Troubleshoot applications based on slow and failed traces - Application Real-Time Monitoring Service

In a production environment, application exceptions, such as the sudden increase in the response time and error rates of applications, have various reasons, including uneven traffic, instance failures, program exceptions, and dependency failures. Comprehensive performance optimization is required before an application is released or a promotion is implemented. Performance bottlenecks need to be identified, and the interfaces or components that often fail or consume excessive time need to be optimized. This topic describes how to use slow and failed traces to troubleshoot failed and slow calls and locate performance bottlenecks.

Prerequisites

An Application Real-Time Monitoring Service (ARMS) agent is installed for the application. For more information, see Application Monitoring overview.
The new ARMS console is used.

Use the demo of the new ARMS console

Demo

Troubleshoot failed calls based on failed traces

Step 1: Identify the time period

Log on to the ARMS console. In the left-side navigation pane, choose Application Monitoring > Application List.
On the Application List page, select a region in the top navigation bar and click the name of the application that you want to manage.
Note
If the icon is displayed in the Language column, the application is connected to Application Monitoring. If a hyphen (-) is displayed, the application is connected to Managed Service for OpenTelemetry.
In the top navigation bar, click the Trace Explorer tab.
Note
The Trace Explorer tab is available in the new ARMS console. For information about how to use the new console, see the Prerequisites section.
As shown in the following figure, some HTTP errors occurred in the sample application mall-gateway between 15:20 and 15:28.
Use the preceding time range for troubleshooting.
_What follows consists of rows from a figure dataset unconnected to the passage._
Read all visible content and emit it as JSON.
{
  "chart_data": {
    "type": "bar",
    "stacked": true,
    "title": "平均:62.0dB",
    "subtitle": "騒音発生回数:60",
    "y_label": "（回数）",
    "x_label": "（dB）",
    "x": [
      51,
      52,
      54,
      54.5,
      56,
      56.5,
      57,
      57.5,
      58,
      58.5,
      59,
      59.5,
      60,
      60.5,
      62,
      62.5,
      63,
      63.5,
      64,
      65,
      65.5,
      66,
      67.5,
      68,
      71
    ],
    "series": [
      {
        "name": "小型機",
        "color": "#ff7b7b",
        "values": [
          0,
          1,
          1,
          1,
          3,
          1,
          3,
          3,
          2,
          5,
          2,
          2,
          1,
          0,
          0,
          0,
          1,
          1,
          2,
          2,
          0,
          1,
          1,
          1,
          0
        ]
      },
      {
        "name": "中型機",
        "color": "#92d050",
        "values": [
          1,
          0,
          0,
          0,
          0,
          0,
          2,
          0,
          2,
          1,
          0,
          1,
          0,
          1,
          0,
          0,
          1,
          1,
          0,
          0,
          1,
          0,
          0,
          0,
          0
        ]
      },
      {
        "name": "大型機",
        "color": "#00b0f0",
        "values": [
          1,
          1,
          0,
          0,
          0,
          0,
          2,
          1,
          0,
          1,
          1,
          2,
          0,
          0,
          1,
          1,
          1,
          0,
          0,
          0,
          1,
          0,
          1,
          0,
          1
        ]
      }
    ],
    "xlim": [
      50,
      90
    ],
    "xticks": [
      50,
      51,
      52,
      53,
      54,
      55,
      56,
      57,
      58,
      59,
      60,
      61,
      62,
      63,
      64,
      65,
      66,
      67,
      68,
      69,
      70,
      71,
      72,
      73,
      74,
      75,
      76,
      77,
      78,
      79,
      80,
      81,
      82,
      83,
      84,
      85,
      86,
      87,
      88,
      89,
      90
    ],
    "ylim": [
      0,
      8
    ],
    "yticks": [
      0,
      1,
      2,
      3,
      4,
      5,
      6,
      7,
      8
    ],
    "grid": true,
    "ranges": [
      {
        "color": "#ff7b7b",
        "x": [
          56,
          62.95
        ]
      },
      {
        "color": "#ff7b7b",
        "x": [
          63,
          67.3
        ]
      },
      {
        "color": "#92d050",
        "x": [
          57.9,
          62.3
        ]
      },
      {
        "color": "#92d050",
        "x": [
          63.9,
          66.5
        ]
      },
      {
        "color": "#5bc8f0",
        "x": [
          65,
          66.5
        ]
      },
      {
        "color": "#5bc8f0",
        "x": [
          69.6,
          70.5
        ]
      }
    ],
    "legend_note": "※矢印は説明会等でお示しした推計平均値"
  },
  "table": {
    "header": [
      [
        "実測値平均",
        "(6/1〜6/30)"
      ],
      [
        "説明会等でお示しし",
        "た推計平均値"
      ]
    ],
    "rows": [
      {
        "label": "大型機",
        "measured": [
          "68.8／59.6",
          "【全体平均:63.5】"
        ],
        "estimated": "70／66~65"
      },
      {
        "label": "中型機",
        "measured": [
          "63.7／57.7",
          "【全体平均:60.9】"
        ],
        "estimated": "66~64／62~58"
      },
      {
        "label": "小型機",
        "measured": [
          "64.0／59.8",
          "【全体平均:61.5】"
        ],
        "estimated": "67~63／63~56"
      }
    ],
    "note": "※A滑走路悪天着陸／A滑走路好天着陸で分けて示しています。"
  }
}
Step 2: Locate the interfaces or components

As shown on the Wrong/slow Trace analysis tab, the failed traces are mainly concentrated in the /components/api/v1/mall/product interface, and the error code 500 was returned for these traces.
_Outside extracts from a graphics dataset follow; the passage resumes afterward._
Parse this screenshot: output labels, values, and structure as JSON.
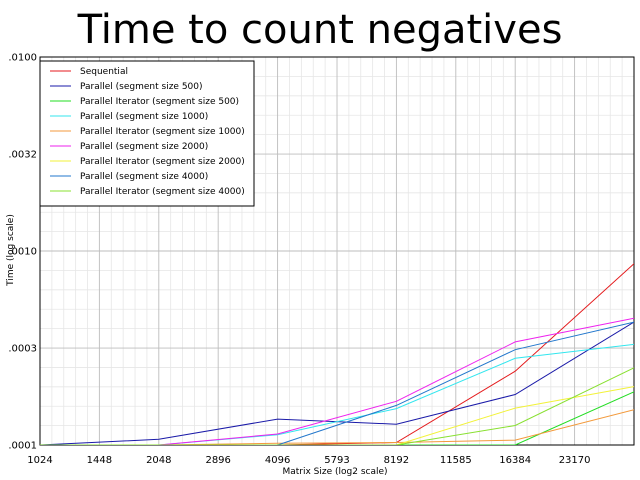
{
  "chart_data": {
    "type": "line",
    "title": "Time to count negatives",
    "xlabel": "Matrix Size (log2 scale)",
    "ylabel": "Time (log scale)",
    "x_scale": "log2",
    "y_scale": "log10",
    "xlim": [
      1024,
      32768
    ],
    "ylim": [
      0.0001,
      0.01
    ],
    "x_ticks": [
      1024,
      1448,
      2048,
      2896,
      4096,
      5793,
      8192,
      11585,
      16384,
      23170
    ],
    "y_tick_values": [
      0.0001,
      0.000316,
      0.001,
      0.00316,
      0.01
    ],
    "y_tick_labels": [
      ".0001",
      ".0003",
      ".0010",
      ".0032",
      ".0100"
    ],
    "grid": true,
    "legend_position": "top-left",
    "x": [
      1024,
      2048,
      4096,
      8192,
      16384,
      32768
    ],
    "series": [
      {
        "name": "Sequential",
        "color": "#e41a1c",
        "values": [
          0.0001,
          0.0001,
          0.0001,
          0.000103,
          0.00024,
          0.00086
        ]
      },
      {
        "name": "Parallel (segment size 500)",
        "color": "#1a1aa8",
        "values": [
          0.0001,
          0.000107,
          0.000136,
          0.000128,
          0.000182,
          0.00043
        ]
      },
      {
        "name": "Parallel Iterator (segment size 500)",
        "color": "#22dd22",
        "values": [
          0.0001,
          0.0001,
          0.0001,
          0.0001,
          0.0001,
          0.000188
        ]
      },
      {
        "name": "Parallel (segment size 1000)",
        "color": "#33e6ee",
        "values": [
          0.0001,
          0.0001,
          0.000113,
          0.000154,
          0.00028,
          0.00033
        ]
      },
      {
        "name": "Parallel Iterator (segment size 1000)",
        "color": "#f39a3c",
        "values": [
          0.0001,
          0.0001,
          0.000102,
          0.000103,
          0.000106,
          0.000152
        ]
      },
      {
        "name": "Parallel (segment size 2000)",
        "color": "#ee22ee",
        "values": [
          0.0001,
          0.0001,
          0.000114,
          0.000168,
          0.00034,
          0.00045
        ]
      },
      {
        "name": "Parallel Iterator (segment size 2000)",
        "color": "#f2f238",
        "values": [
          0.0001,
          0.0001,
          0.0001,
          0.0001,
          0.000155,
          0.0002
        ]
      },
      {
        "name": "Parallel (segment size 4000)",
        "color": "#2277cc",
        "values": [
          0.0001,
          0.0001,
          0.0001,
          0.00016,
          0.00031,
          0.00043
        ]
      },
      {
        "name": "Parallel Iterator (segment size 4000)",
        "color": "#88e030",
        "values": [
          0.0001,
          0.0001,
          0.0001,
          0.0001,
          0.000126,
          0.00025
        ]
      }
    ]
  }
}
Troubleshoot the/components/api/v1/mall/product interface

In the spanName chart, click spanName: /components/api/v1/mall/product.
The serviceName="mall-gateway" AND spanName="/components/api/v1/mall/product" filter condition is automatically added.
As shown in the query results, all the traces related to the /components/api/v1/mall/product interface failed.
On the List tab, find a trace and click Details in the Actions column to view the trace details.

Troubleshoot slow calls based on slow traces

Step 1: Identify the time period

Log on to the ARMS console. In the left-side navigation pane, choose Application Monitoring > Application List.
On the Application List page, select a region in the top navigation bar and click the name of the application that you want to manage.
Note
If the icon is displayed in the Language column, the application is connected to Application Monitoring. If a hyphen (-) is displayed, the application is connected to Managed Service for OpenTelemetry.
In the top navigation bar, click the Trace Explorer tab.
As shown in the following figure, the sample application mall-user-server has various slow calls that consume more than 5 seconds between 15:40 and 15:49.
Use the preceding time range for troubleshooting.
On the Wrong/slow Trace analysis tab, click Modify Time-consuming Threshold to change the threshold to 5000 ms.

Step 2: Locate the interfaces or components

As shown on the Wrong/slow Trace analysis tab, the slow traces are concentrated in the /components/api/v1/http/success interface and reported through EagleEye, and the interface is deployed in the arms-test namespace.

Troubleshoot the /components/api/v1/http/success interface

In the spanName chart, click spanName: /components/api/v1/http/success.

The serviceName="mall-user-server" AND spanName="/components/api/v1/http/success" filter condition is automatically added.

As shown in the query results, each call takes more than 5 seconds, and the /components/api/v1/http/success interface is the root cause of the slow calls.

As shown in the Time Percentile chart, the average call duration exceeds 5 seconds.

Troubleshoot spans reported through EagleEye

In the attributes._arms.trace.protocol.type chart, click attributes._arms.trace.protocol.type: EagleEye.

The serviceName="mall-user-server" AND attributes._arms.trace.protocol.type="EagleEye" filter condition is automatically added.

As shown in the query results, all the slow traces are concentrated in the /components/api/v1/http/success interface.

Configure the /components/api/v1/http/success interface as a filter condition. As shown in the query results, each call takes more than 5 seconds.

As shown in the Time Percentile chart, the average call duration exceeds 5 seconds.

Troubleshoot the spans related to the arms-test namespace

As shown in the query results of the serviceName="mall-user-server" AND attributes.namespace="arms-test" filter condition, all the slow traces are concentrated in the /components/api/v1/http/success interface.

Configure the /components/api/v1/http/success interface as a filter condition. As shown in the query results, each call takes more than 5 seconds.

Based on the troubleshooting, a conclusion can be drawn that all the slow traces are concentrated in the /components/api/v1/http/success interface. The /components/api/v1/http/success interface is deployed in the arms-test namespace, and the traces are reported through EagleEye.